Ada kontribusi lain yang kurang terlihat secara statistik. Dengan satu menit tersisa dalam perpanjangan waktu dan Cavs unggul satu menit, misalnya, setelah penyerang De’Andre Hunter, yang berjuang keras pada malam itu, menggiring bola dari kakinya, Guy mengambil tanggung jawab untuk memberikan semangat kepada rekan setimnya yang tidak diminta. . Itu juga tidak dihargai. “Saya tidak benar-benar ingin mendengarnya darinya pada saat itu,” kata Hunter. Saat penyerang kedua menjauh dari Guy, dan Guy melanjutkan, Hunter menggunakan lengan bawahnya untuk mendorong penjaga yang lebih kecil menjauh. “Dia mengatakan kepada saya, ‘Kamu akan membuat permainan besar,'” kata Hunter. “Saya sedikit marah — tapi dia benar.” Setelah gol lapangan Edwards, Hunter memukul ember pada kepemilikan berikutnya yang membuat Virginia unggul 76-75. Keunggulan bertambah setelah Guy mendapatkan rebound ke-10 dan terakhirnya dan melakukan dua lemparan bebas dengan lima detik tersisa untuk dimainkan.
Edwards sangat bagus, sangat tak terbendung, sehingga Cavaliers membutuhkan Clark dan Diakite untuk melakukan apa yang disebut Diakite sebagai “sihir” hanya untuk mencapai lembur ini. Tapi tidak mungkin membayangkan keduanya memiliki kesempatan sejak awal — mustahil untuk membayangkan bagaimana Virginia akan melakukannya bukan terkubur di bawah malam 42 poin Edwards — jika bukan karena 21 poin (termasuk lima 3s) dan enam rebound yang disumbangkan Guy di paruh kedua dan perpanjangan waktu saja.
“Jika saya tahu yang harus saya lakukan hanyalah keseleo pergelangan kaki saya untuk melakukan beberapa pukulan, saya akan melakukannya lebih cepat,” kata Guy.

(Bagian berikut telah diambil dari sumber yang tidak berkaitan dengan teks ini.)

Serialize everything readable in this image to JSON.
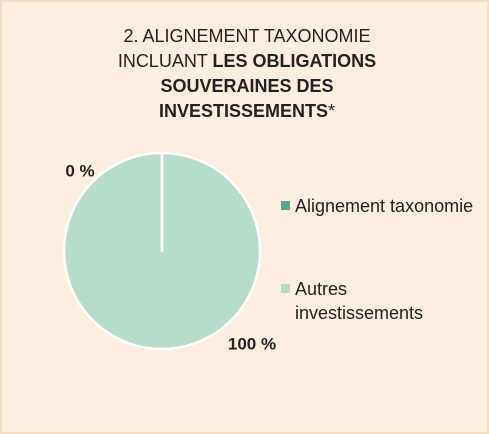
{
  "chart_data": {
    "type": "pie",
    "title_parts": [
      "2. ALIGNEMENT TAXONOMIE INCLUANT",
      "LES OBLIGATIONS SOUVERAINES DES INVESTISSEMENTS",
      "*"
    ],
    "categories": [
      "Alignement taxonomie",
      "Autres investissements"
    ],
    "values": [
      0,
      100
    ],
    "value_labels": [
      "0 %",
      "100 %"
    ],
    "colors": [
      "#5aa88a",
      "#b8dccb"
    ],
    "legend": "right"
  }
}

Jauh di malam hari, setelah kebisingan mereda, ketika Guy kembali ke lemarinya dan bisa merenung lagi. Beberapa meter jauhnya, penjaga Ty Jerome menangis dan tertawa dan diejek oleh Hunter — “Apakah kamu benar-benar menangis, saudara?” — saat Jerome berusaha menenangkan diri cukup lama untuk menjawab pertanyaan reporter.
Pria itu juga menangis. Tepat setelah bel berbunyi, ketika Guy dan rekan satu timnya berkumpul di podium dan mengangkat trofi kejuaraan regional mereka, pelatih Guy, Tony Bennett, mengulangi betapa sedikitnya yang diketahui dunia tentang apa yang telah dialami Virginia selama setahun terakhir ini, bagaimana Cavaliers adalah satu-satunya yang benar-benar bisa memahaminya. “Itu”, tentu saja, kerugian bagi UMBC, membuat jenis sejarah yang salah, dari semua yang datang setelahnya dan semua artinya. Guy adalah pemimpin di antara mereka; tidak ada yang terpukul lebih keras oleh kekalahan tersebut, dan tidak ada yang melindungi pelatih di pusatnya dengan lebih kuat.
“Pekerjaan dimulai pada malam kehilangan,” kata Guy. “Kami semua menangisi keluarga kami. Itu menunjukkan betapa berartinya keluarga kita bagi kita. Keesokan harinya kami memutar mata ke arah rekan satu tim kami. Ini menunjukkan kepada Anda berapa banyak itu arti keluarga bagi kami.
“Kami memilikinya. Kami membicarakannya. Kami menggunakannya sebagai inspirasi. Kami tidak akan pernah melupakannya. Tetapi pada saat yang sama, kami sangat mengatasinya. Aku sangat senang — kami pernah — dapat memberikannya kepada Pelatih.”
Saat Bennett dan tim berjalan dari podium dan mengitari sela-sela, bersiap untuk memotong nilon paling katarsis yang pernah dipotong, Guy berhenti di dekat keluarga dan tunangannya. Dia membenamkan dirinya di pelukan mereka. Ketika dia berbalik, matanya hampir tertutup lagi, tersedak dan merah karena air mata.
Semuanya datang bersamanya, dan sekarang semuanya hilang. Dia menaiki tangga. “Jujur, sekarang?” kata pria itu. “Aku bermimpi dengan mata terbuka lebar.”
(Foto Kyle Guy dari Virginia: Jamie Rhodes/USA Today Sports)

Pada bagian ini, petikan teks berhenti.